Citation : 2006 Latest Caselaw 832 Del
Judgement Date : 4 May, 2006
JUDGMENT
Badar Durrez Ahmed, J.
1. By an order dated 25.04.2006, I had directed that the trial court record would be necessary because the learned Counsel appearing on behalf of Sanjay Chaudhary submitted that the trial court record be seen to ascertain as to whether there is anything on record to show that the said Sanjay Chaudhary was, in fact, the Managing Director or a Director in charge of the day-to-day affairs of the company and responsible to the company. According to him, it is only then that he could be brought in within the extended liability under Section 141 of the Negotiable Instruments Act, 1881 (hereinafter referred to as 'the said Act'). However, today, the learned Counsel for the petitioner submitted that although the trial court record is not before this court, this revision petition can be disposed of in view of the decision of the Supreme Court in the case of S.M.S. Pharmaceuticals Ltd v. Neeta Bhalla and Anr. 2005 (6) Comp LJ 144 (SC) as well as the decision of the Supreme Court in the case of S.V. Mazumdar and Ors. v. Gujarat State Fertilizer Co. Ltd and Anr. 2005 (4) Comp LJ 493 (SC).
2. He referred to the decision of the Supreme Court in the case of S.M.S. Pharmaceuticals Ltd. (supra) and submitted that three questions came up for determination before a larger Bench on a reference made by a two Judge Bench of the Supreme court. The three questions that were referred to were as under:
(a) Whether for purposes of Section 141 of the Negotiable Instruments Act, 1881, it is sufficient if the substance of the allegation read as a whole fulfillls the requirements of the said Section and it is not necessary to specifically state in the complaint that the persons accused was in charge of, or responsible for, the conduct of the business of the company?
(b) Whether a director of a company would be deemed to be in charge of, and responsible to, the company for conduct of the business of the company and, therefore, deemed to be guilty of the offence unless he proves to the contrary?
(c) Even if it is held that specific averments are necessary, whether in the absence of such averments the signatory of the cheque and or the managing directors or joint managing director who admittedly would be in charge of the company and responsible to the company for conduct of its business, could be proceeded against.?
After considering the provisions of law and the case law on the point, the Supreme Court came to the following conclusion as recorded in para 20 of the said decision as under:
20. In view of the above discussion, our answers to the questions posed in the reference are as under:
(a) It is necessary to specifically aver in a complaint under Section 141 that at the time the offence was committed, the person accused was in charge of, and responsible for the conduct of business of the company. This averment is an essential requirement of Section 141 and has to be made in a complaint. Without this averment being made in a complaint, the requirements of Section 141 cannot be said to be satisfied.
(b) The answer to question posed in sub-para (b) has to be in negative. Merely being a director of a company is not sufficient to make the person liable under Section 141 of the Act. A director in a company cannot be deemed to be in charge of and responsible to the company for conduct of its business. The requirement of Section 141 is that the person sought to be made liable should be in charge of and responsible for the conduct of the business of the company at the relevant time. This has to be averred as a fact as there is no deemed liability for a director in such cases.

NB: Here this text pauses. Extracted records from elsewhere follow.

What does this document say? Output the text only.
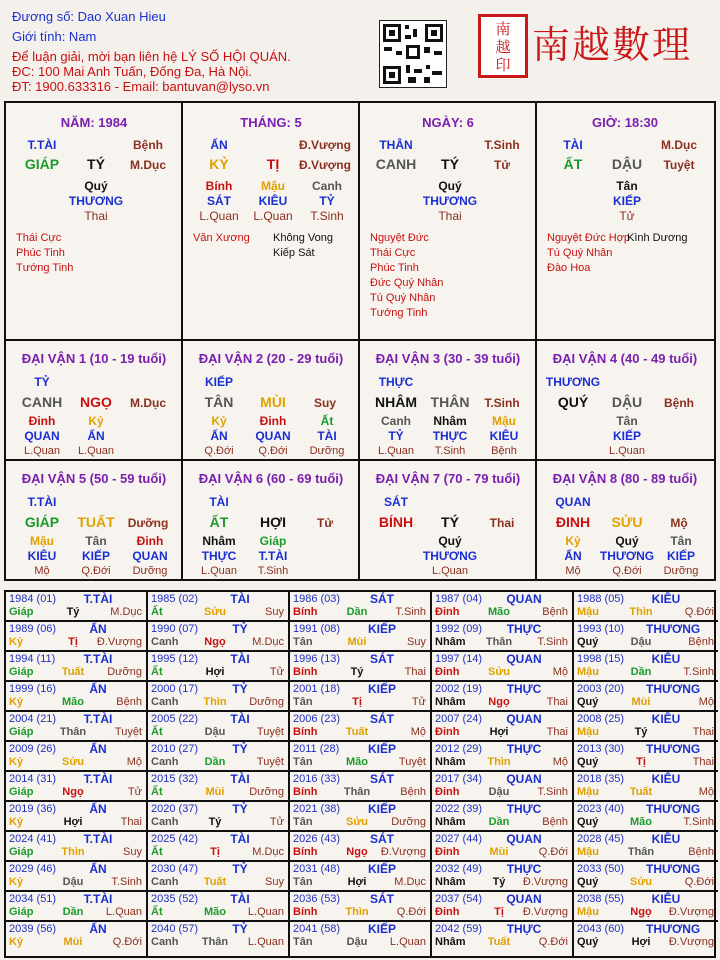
Đương số: Dao Xuan Hieu
Giới tính: Nam
Để luận giải, mời bạn liên hệ LÝ SỐ HỘI QUÁN.
ĐC: 100 Mai Anh Tuấn, Đống Đa, Hà Nội.
ĐT: 1900.633316 - Email: bantuvan@lyso.vn
南
越
印 南越數理
NĂM: 1984
T.TÀI	Bệnh
GIÁP TÝ M.Dục
Quý
THƯƠNG
Thai
Thái Cực
Phúc Tinh
Tướng Tinh
THÁNG: 5
ẤN	Đ.Vượng
KỶ	TỊ Đ.Vượng
Bính
SÁT
L.Quan
Mậu
KIÊU
L.Quan
Canh
TỶ
T.Sinh
Văn Xương Không Vong
Kiếp Sát
NGÀY: 6
THÂN	T.Sinh
CANH TÝ	Tử
Quý
THƯƠNG
Thai
Nguyệt Đức
Thái Cực
Phúc Tinh
Đức Quý Nhân
Tú Quý Nhân
Tướng Tinh
GIỜ: 18:30
TÀI	M.Dục
ẤT DẬU Tuyệt
Tân
KIẾP
Tử
Nguyệt Đức Hợp
Tú Quý Nhân
Đào Hoa
Kình Dương
ĐẠI VẬN 1 (10 - 19 tuổi)
TỶ
CANH NGỌ M.Dục
Đinh
QUAN
L.Quan
Kỷ
ẤN
L.Quan
ĐẠI VẬN 2 (20 - 29 tuổi)
KIẾP
TÂN MÙI Suy
Kỷ
ẤN
Q.Đới
Đinh
QUAN
Q.Đới
Ất
TÀI
Dưỡng
ĐẠI VẬN 3 (30 - 39 tuổi)
THỰC
NHÂM THÂN T.Sinh
Canh
TỶ
L.Quan
Nhâm
THỰC
T.Sinh
Mậu
KIÊU
Bệnh
ĐẠI VẬN 4 (40 - 49 tuổi)
THƯƠNG
QUÝ DẬU Bệnh
Tân
KIẾP
L.Quan
ĐẠI VẬN 5 (50 - 59 tuổi)
T.TÀI
GIÁP TUẤT Dưỡng
Mậu
KIÊU
Mộ
Tân
KIẾP
Q.Đới
Đinh
QUAN
Dưỡng
ĐẠI VẬN 6 (60 - 69 tuổi)
TÀI
ẤT HỢI	Tử
Nhâm
THỰC
L.Quan
Giáp
T.TÀI
T.Sinh
ĐẠI VẬN 7 (70 - 79 tuổi)
SÁT
BÍNH TÝ	Thai
Quý
THƯƠNG
L.Quan
ĐẠI VẬN 8 (80 - 89 tuổi)
QUAN
ĐINH SỬU Mộ
Kỷ
ẤN
Mộ
Quý
THƯƠNG
Q.Đới
Tân
KIẾP
Dưỡng
1984 (01)	T.TÀI
Giáp	Tý	M.Dục
1985 (02)	TÀI
Ất	Sửu	Suy
1986 (03)	SÁT
Bính	Dần	T.Sinh
1987 (04) QUAN
Đinh	Mão	Bệnh
1988 (05)	KIÊU
Mậu	Thìn	Q.Đới
1989 (06)	ẤN
Kỷ	Tị	Đ.Vượng
1990 (07)	TỶ
Canh	Ngọ	M.Dục
1991 (08)	KIẾP
Tân	Mùi	Suy
1992 (09) THỰC
Nhâm	Thân	T.Sinh
1993 (10) THƯƠNG
Quý	Dậu	Bệnh
1994 (11)	T.TÀI
Giáp	Tuất	Dưỡng
1995 (12)	TÀI
Ất	Hợi	Tử
1996 (13)	SÁT
Bính	Tý	Thai
1997 (14) QUAN
Đinh	Sửu	Mộ
1998 (15)	KIÊU
Mậu	Dần	T.Sinh
1999 (16)	ẤN
Kỷ	Mão	Bệnh
2000 (17)	TỶ
Canh	Thìn	Dưỡng
2001 (18)	KIẾP
Tân	Tị	Tử
2002 (19) THỰC
Nhâm	Ngọ	Thai
2003 (20) THƯƠNG
Quý	Mùi	Mộ
2004 (21)	T.TÀI
Giáp	Thân	Tuyệt
2005 (22)	TÀI
Ất	Dậu	Tuyệt
2006 (23)	SÁT
Bính	Tuất	Mộ
2007 (24) QUAN
Đinh	Hợi	Thai
2008 (25)	KIÊU
Mậu	Tý	Thai
2009 (26)	ẤN
Kỷ	Sửu	Mộ
2010 (27)	TỶ
Canh	Dần	Tuyệt
2011 (28)	KIẾP
Tân	Mão	Tuyệt
2012 (29) THỰC
Nhâm	Thìn	Mộ
2013 (30) THƯƠNG
Quý	Tị	Thai
2014 (31)	T.TÀI
Giáp	Ngọ	Tử
2015 (32)	TÀI
Ất	Mùi	Dưỡng
2016 (33)	SÁT
Bính	Thân	Bệnh
2017 (34) QUAN
Đinh	Dậu	T.Sinh
2018 (35)	KIÊU
Mậu	Tuất	Mộ
2019 (36)	ẤN
Kỷ	Hợi	Thai
2020 (37)	TỶ
Canh	Tý	Tử
2021 (38)	KIẾP
Tân	Sửu	Dưỡng
2022 (39) THỰC
Nhâm	Dần	Bệnh
2023 (40) THƯƠNG
Quý	Mão	T.Sinh
2024 (41)	T.TÀI
Giáp	Thìn	Suy
2025 (42)	TÀI
Ất	Tị	M.Dục
2026 (43)	SÁT
Bính	Ngọ	Đ.Vượng
2027 (44) QUAN
Đinh	Mùi	Q.Đới
2028 (45)	KIÊU
Mậu	Thân	Bệnh
2029 (46)	ẤN
Kỷ	Dậu	T.Sinh
2030 (47)	TỶ
Canh	Tuất	Suy
2031 (48)	KIẾP
Tân	Hợi	M.Dục
2032 (49) THỰC
Nhâm	Tý	Đ.Vượng
2033 (50) THƯƠNG
Quý	Sửu	Q.Đới
2034 (51)	T.TÀI
Giáp	Dần	L.Quan
2035 (52)	TÀI
Ất	Mão	L.Quan
2036 (53)	SÁT
Bính	Thìn	Q.Đới
2037 (54) QUAN
Đinh	Tị	Đ.Vượng
2038 (55)	KIÊU
Mậu	Ngọ	Đ.Vượng
2039 (56)	ẤN
Kỷ	Mùi	Q.Đới
2040 (57)	TỶ
Canh	Thân	L.Quan
2041 (58)	KIẾP
Tân	Dậu	L.Quan
2042 (59) THỰC
Nhâm	Tuất	Q.Đới
2043 (60) THƯƠNG
Quý	Hợi	Đ.Vượng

(c) The answer to question (c) has to be in affirmative. The question notes that the managing director or joint managing director would be admittedly in charge of the company and responsible to the company for conduct of its business. When that is so, holders of such positions in a company become liable under Section 141 of the Act. By virtue of the office they hold as managing director or joint managing director, these persons are in charge of and responsible for the conduct of business of the company. Therefore, they get covered under Section 141. So far as signatory of a cheque which is dishonoured is concerned, he is clearly responsible for the incriminating act and will be covered under Sub-section (2) of Section 141.
3. The learned Counsel for the petitioner referred to the answer to question (c) and stated that insofar as a signatory of a cheque is concerned, he would be clearly responsible for the incriminating act and would be covered under Sub-section (2) of Section 141 of the said Act. The cheque in question in the present case has admittedly been signed by the said Sanjay Chaudhary and whether he was the managing director or a director in charge of the day-to-day affairs of the company would be an additional point in favor of the petitioner. The mere fact that he was an officer of the company and was a signatory of the cheque would bring him within the ambit of Section 141(2) of the said Act in view of the clear dictum of the Supreme Court as noted above in the case of S.M.S. Pharmaceuticals Ltd (supra).
4. The learned Counsel who appeared on behalf of Sanjay Chaudhary, of course, took a contrary view, but I am of the opinion that the submissions made by the learned Counsel for the petitioner have to be accepted in view of the express declaration of law by the Supreme Court in the aforesaid case of S.M.S. Pharmaceuticals Ltd (supra). In this context, therefore, the impugned order is set aside. The matter be now placed before the learned Metropolitan Magistrate for further proceedings in accordance with law on 27.05.2006, the date which has already been been fixed. The said Sanjay Chaudhary shall appear before that court on that date.